Ce spectacle est un accueil. Global. Enveloppant. Sécurisant. J’en sors apaisé après de longues journées de travail sur moi, avec et vers les autres. Julie Rey et Arnaud Cathrine ne font pas le même métier que le mien, mais nous appartenons à la même espèce, de celle qui rend visible l’invisible, de celle qui s’appuie sur l’écoute pour une métamorphose. Tous deux ont accueilli la parole de quatre patients rencontrés dans un hôpital psychiatrique (Nora, Kléber, Virgile et Héloïse), pour mettre en scène un spectacle musical.

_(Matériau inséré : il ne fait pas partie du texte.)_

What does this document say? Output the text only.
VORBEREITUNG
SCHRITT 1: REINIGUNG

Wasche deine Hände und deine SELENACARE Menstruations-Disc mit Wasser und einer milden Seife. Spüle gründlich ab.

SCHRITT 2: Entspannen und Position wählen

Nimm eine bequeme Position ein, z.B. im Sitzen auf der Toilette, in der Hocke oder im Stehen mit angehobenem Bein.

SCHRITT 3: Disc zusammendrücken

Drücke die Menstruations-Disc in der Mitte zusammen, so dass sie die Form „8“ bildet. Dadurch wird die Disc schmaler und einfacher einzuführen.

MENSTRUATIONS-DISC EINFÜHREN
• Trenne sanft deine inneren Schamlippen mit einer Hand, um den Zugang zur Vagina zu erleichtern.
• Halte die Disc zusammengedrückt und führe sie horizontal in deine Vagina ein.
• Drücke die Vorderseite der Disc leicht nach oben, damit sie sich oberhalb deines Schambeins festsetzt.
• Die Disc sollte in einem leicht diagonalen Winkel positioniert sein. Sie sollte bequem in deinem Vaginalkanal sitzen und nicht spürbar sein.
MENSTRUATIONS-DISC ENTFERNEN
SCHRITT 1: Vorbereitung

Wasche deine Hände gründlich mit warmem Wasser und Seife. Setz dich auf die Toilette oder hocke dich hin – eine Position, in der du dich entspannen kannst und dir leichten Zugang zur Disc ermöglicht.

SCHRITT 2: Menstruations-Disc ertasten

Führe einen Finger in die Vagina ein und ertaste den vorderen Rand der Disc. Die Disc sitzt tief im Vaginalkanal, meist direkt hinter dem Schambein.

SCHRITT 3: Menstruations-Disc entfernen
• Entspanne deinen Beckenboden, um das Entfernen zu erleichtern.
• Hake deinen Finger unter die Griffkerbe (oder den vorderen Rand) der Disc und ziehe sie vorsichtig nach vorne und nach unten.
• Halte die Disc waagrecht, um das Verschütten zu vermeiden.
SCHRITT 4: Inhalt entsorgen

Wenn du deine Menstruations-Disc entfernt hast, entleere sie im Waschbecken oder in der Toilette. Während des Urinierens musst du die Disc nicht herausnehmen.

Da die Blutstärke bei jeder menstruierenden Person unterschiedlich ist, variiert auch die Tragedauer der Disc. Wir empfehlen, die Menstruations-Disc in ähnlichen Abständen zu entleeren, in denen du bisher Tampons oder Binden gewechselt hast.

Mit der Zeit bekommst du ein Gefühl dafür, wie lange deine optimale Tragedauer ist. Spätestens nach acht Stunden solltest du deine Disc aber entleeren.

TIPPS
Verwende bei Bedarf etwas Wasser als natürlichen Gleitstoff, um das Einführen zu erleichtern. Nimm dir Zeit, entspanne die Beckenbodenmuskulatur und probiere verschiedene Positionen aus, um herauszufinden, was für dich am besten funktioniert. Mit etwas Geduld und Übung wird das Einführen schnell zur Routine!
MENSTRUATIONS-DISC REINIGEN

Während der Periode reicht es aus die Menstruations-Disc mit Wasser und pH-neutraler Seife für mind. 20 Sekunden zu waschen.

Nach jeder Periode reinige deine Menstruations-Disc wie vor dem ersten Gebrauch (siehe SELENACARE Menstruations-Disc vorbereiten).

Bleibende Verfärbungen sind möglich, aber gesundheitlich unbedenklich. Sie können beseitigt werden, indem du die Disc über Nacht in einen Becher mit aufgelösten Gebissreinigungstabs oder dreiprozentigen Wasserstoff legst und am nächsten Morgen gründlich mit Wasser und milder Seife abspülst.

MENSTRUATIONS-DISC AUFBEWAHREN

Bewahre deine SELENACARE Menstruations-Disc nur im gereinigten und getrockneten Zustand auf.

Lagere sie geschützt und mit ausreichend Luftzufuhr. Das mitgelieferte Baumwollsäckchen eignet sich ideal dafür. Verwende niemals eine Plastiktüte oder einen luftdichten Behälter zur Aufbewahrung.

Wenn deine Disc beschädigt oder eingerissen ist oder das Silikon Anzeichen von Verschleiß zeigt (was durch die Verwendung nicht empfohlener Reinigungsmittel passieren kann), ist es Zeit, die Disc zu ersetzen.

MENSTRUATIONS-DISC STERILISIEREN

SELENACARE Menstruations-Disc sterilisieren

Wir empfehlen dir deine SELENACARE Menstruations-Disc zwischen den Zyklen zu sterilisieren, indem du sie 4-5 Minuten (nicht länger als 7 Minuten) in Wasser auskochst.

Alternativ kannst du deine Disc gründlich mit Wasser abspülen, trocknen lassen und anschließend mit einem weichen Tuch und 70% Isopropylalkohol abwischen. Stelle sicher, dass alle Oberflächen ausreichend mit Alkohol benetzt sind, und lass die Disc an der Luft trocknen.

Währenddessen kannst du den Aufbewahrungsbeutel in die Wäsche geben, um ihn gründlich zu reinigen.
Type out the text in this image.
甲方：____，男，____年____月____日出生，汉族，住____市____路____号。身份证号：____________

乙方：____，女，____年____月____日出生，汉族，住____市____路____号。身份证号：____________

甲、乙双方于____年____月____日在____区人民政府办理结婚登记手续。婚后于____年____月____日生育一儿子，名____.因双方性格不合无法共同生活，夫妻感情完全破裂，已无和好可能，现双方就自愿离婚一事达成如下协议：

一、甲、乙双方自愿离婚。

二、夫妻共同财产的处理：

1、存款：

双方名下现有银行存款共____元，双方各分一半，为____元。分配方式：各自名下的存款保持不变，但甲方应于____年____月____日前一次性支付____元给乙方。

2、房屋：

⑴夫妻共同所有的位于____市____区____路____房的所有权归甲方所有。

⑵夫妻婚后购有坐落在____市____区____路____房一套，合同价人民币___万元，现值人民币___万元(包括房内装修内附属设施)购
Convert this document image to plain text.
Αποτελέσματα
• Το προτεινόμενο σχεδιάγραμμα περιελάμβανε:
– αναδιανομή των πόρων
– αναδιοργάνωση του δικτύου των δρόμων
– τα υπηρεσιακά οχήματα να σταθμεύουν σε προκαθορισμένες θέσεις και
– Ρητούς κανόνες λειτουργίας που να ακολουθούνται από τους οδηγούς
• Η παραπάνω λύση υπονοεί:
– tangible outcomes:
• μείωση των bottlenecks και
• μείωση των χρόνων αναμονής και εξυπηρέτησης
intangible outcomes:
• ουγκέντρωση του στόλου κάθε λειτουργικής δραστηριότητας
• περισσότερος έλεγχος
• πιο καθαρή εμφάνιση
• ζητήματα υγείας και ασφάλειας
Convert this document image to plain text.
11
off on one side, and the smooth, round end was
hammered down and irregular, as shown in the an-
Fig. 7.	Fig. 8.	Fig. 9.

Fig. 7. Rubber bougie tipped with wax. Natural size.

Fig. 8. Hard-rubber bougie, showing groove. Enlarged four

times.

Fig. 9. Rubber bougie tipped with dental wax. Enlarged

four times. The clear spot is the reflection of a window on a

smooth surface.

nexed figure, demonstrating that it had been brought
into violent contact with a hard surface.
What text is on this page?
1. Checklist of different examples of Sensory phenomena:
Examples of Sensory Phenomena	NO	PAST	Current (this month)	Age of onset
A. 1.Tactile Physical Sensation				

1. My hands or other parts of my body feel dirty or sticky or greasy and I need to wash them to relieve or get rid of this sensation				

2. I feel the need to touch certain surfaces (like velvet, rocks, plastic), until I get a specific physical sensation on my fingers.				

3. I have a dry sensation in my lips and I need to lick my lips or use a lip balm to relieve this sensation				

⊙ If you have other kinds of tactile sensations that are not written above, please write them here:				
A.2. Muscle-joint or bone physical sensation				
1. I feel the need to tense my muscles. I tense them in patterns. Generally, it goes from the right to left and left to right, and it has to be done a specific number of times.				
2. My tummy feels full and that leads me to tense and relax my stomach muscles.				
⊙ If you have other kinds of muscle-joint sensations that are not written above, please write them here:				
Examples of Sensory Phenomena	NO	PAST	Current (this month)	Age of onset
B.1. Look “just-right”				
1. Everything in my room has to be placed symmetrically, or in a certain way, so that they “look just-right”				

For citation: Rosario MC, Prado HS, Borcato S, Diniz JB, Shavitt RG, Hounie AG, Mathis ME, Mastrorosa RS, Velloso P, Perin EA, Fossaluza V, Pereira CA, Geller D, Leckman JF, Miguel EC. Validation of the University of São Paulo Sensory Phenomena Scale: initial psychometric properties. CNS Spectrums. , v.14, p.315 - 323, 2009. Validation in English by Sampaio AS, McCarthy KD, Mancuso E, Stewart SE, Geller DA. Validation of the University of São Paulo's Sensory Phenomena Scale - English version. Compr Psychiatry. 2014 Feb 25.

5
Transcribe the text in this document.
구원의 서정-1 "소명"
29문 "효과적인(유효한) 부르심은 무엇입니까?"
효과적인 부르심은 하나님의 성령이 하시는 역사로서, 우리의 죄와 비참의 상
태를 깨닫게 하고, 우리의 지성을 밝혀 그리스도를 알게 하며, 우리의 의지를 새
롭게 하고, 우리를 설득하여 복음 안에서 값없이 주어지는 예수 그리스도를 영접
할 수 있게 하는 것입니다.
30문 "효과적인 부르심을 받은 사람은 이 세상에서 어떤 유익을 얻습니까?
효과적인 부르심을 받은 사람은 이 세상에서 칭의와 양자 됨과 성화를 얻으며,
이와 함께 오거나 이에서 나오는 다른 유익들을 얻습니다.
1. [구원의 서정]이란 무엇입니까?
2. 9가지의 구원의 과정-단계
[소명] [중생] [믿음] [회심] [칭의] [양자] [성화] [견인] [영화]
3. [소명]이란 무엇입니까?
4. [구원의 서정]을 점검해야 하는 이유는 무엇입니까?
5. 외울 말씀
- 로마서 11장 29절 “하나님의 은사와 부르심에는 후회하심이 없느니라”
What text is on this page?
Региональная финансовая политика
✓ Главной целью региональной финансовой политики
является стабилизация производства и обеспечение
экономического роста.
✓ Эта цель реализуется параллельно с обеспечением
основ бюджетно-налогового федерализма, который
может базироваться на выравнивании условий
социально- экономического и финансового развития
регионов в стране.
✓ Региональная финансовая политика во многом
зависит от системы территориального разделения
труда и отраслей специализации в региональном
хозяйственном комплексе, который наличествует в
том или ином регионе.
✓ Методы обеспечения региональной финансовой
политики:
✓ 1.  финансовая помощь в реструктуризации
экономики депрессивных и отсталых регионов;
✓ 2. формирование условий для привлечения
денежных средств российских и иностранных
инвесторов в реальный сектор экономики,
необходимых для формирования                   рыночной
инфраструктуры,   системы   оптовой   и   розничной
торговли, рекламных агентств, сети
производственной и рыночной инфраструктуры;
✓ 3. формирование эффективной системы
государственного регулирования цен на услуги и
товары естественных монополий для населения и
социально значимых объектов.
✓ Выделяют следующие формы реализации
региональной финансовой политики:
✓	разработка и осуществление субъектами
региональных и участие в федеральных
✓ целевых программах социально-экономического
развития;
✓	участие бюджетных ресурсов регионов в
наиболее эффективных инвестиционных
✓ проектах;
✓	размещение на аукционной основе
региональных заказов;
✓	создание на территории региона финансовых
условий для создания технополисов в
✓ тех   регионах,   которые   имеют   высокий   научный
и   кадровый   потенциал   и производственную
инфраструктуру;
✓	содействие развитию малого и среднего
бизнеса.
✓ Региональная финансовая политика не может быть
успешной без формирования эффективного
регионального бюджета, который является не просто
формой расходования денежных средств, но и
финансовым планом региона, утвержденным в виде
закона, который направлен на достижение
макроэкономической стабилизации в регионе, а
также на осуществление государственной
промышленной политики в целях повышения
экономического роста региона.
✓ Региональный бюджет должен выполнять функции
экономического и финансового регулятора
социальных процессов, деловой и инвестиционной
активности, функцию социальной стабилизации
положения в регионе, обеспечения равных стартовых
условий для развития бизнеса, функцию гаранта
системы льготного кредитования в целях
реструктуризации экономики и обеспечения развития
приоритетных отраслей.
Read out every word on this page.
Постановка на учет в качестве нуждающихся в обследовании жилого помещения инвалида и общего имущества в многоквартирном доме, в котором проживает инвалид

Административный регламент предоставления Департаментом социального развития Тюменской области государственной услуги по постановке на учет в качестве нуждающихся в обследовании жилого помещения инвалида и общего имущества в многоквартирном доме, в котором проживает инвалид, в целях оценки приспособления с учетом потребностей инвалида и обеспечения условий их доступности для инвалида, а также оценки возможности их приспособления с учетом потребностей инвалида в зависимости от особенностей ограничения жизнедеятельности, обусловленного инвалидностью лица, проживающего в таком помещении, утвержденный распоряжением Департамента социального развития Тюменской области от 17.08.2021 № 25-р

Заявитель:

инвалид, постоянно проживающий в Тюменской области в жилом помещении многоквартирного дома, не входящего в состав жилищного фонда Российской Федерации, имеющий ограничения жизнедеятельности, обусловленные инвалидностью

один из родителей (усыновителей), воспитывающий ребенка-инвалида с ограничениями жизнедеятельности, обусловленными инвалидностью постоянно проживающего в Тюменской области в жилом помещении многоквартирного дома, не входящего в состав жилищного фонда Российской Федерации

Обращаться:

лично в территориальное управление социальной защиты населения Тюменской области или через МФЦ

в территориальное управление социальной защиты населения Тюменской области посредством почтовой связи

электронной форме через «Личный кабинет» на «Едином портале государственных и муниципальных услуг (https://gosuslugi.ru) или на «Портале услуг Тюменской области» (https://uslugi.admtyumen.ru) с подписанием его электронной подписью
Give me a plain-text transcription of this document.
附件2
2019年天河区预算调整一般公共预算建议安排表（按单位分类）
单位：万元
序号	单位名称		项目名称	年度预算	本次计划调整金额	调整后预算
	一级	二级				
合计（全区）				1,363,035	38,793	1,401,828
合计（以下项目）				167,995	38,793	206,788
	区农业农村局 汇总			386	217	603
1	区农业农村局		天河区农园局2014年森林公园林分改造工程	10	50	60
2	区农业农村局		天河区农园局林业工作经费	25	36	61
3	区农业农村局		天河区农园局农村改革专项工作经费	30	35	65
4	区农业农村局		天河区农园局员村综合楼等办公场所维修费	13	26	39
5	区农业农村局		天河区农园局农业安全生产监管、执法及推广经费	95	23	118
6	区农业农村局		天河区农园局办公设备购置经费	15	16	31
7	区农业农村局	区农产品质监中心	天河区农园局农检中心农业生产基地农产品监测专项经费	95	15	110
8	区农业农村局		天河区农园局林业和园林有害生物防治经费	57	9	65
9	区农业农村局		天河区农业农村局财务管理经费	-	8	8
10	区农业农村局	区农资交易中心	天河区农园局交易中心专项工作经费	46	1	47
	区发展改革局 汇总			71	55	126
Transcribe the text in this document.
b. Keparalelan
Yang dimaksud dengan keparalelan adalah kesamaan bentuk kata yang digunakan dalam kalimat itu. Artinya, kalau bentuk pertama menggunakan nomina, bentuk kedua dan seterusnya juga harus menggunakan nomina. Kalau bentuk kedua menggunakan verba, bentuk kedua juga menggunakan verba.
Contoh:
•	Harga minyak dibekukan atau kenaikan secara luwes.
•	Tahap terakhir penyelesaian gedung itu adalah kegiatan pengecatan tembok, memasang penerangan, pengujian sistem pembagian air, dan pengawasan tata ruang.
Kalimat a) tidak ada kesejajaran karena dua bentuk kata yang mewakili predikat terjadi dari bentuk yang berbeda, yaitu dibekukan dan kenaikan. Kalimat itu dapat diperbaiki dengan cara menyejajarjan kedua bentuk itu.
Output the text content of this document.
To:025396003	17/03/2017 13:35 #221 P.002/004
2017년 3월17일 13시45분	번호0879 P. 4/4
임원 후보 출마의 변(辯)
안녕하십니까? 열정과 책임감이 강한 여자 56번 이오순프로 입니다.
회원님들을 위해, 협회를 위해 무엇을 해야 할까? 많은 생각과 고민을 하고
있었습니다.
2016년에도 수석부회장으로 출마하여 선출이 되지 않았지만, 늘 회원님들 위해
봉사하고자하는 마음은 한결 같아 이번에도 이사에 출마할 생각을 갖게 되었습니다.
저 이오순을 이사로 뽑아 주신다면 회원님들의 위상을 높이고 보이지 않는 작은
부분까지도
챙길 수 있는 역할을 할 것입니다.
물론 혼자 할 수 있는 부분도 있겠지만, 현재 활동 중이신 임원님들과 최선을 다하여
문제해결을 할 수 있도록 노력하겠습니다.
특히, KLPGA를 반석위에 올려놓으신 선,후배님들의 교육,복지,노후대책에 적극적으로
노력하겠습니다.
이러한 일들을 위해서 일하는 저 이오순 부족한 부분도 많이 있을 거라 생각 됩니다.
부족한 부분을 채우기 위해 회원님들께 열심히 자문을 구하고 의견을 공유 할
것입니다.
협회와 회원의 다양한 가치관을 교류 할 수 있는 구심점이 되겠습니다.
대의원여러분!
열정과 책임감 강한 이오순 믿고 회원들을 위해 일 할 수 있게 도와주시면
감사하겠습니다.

Le plateau est juste assez grand pour poser une rangée de chaussures (serions-nous sur scène, déchaussés?), un piano, une guitare, un mur amovible où l’on voit à travers, et qui est aussi une toile de projection pour la vidéo. Dedans. Dehors. Entre décor de cabaret et confessionnal, les personnages vont et viennent pour se mettre au(en) travail. Quatre saisons ponctuent cette rencontre qui finit par faire trotter une petite musique dans la tête.  «Il n’y a pas de coeur étanche» est une mélodie pour adoucir notre regard sur la folie, la leur, la nôtre. Elle transporte la poésie des corps brisés révèlée par la mise en scène soignée et respectueuse de Ninon Brétécher.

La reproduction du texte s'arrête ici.